In the center of this device, a Dove prism rotates at up to 20,000 rpm. At first, this leads to a rapid rotation of the laser beam itself, allowing for an effective smoothing of the beam profile. In addition, the laser beam rotates on a circular path with an adjustable diameter. You can also set the tilt angle of the beam, allowing full control of the aspect ratio and conicity of the borehole. Since the upcoming technology was firstly sold in 2008 as version 1, the helical drilling technology has undergone several developments in optics and systems to make it suitable for higher processing requirements.
In addition, the Helical Optics v6/v6s use a modular design and standardized interfaces with better integrability. This compact design saves 15 percent of the volume compared to the previous version, enabling the optical system to be better integrated into the laser machining center. However, the Fraunhofer ILT booth will focus on practical examples such as the following: Right-angled helical cutting of high-performance ceramics (effective cutting speed 10 mm/min, Ra on cutting kerf less than 0.7 μm).

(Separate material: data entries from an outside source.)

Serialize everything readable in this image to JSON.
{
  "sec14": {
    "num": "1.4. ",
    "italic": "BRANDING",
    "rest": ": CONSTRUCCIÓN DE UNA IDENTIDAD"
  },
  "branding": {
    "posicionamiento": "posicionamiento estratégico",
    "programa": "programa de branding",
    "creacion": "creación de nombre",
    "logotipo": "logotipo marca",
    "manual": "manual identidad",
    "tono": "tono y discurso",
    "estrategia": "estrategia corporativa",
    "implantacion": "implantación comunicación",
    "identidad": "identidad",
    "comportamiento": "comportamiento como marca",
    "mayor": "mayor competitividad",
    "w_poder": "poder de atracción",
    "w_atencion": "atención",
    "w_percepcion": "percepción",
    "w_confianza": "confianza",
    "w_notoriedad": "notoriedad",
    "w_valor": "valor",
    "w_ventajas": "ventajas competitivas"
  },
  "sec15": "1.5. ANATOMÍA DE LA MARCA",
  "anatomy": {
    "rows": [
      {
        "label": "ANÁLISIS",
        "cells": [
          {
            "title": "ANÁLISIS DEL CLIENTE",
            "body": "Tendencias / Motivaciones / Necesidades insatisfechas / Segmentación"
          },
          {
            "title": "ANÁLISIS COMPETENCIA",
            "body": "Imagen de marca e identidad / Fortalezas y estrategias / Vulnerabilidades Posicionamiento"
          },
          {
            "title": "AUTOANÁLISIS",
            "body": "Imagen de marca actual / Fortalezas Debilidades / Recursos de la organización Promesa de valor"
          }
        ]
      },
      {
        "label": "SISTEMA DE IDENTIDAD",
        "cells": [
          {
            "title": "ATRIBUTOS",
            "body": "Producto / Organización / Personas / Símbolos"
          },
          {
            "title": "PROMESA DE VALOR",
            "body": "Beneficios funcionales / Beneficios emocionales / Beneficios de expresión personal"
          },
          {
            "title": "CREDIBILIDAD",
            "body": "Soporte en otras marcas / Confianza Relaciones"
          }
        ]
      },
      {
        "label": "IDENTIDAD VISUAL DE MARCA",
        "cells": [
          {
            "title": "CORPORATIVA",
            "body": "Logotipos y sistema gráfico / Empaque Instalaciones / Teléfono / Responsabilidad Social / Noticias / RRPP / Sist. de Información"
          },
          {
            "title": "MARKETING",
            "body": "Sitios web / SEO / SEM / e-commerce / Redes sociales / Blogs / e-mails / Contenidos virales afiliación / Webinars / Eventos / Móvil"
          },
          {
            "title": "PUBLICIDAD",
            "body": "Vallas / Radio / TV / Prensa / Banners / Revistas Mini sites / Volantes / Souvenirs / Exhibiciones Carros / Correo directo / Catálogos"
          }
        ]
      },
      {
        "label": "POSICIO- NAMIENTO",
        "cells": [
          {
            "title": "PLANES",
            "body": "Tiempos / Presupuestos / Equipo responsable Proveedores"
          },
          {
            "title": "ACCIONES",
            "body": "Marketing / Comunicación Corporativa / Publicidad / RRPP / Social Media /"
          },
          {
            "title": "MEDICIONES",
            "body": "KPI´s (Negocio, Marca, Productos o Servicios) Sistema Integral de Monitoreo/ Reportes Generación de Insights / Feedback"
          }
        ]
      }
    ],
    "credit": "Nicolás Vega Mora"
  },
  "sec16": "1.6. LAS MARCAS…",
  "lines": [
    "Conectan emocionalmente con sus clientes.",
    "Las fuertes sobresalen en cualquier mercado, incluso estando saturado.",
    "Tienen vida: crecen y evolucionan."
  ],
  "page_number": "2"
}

EHLA, the extreme high-speed laser material deposition, is tackling another task: As an alternative to hard chrome plating, Fraunhofer ILT and RWTH Aachen University have developed this process. The new process raises the obtainable process speed by orders of magnitude compared to conventional laser material deposition to up to 500 meters per minute. Another benefit of EHLA is that it needs much less material, as it reduces the coating thickness that can be manufactured from over 500 micrometers to between 25 and 250 micrometers.
In cooperation with ACunity, a Fraunhofer ILT spin-off, focusing on customer support and process development for laser technology, the Dutch machine integrator Hornet Laser Cladding already delivered several EHLA systems to China. “We’re continuously further developing EHLA into an even more effective and cost-efficient process”, says Thomas Schopphoven, scientist and leader of the Productivity and System Technology team in the Laser Material Deposition group at Fraunhofer ILT.
As one of the most prominent and promising applications, the scientist mentions the possibility of coating car brake disks using EHLA. But the technique can also be used in the aviation industry. Schopphoven explains: “EHLA is particularly suitable for the repair of landing gear components, whose anti-corrosion and anti-wear coatings also have to withstand very high stresses, similarly to brake disks.”
Videos at the Fraunhofer ILT booth (Hall W3, Booth 3101) will show how EHLA and Helical Optics works.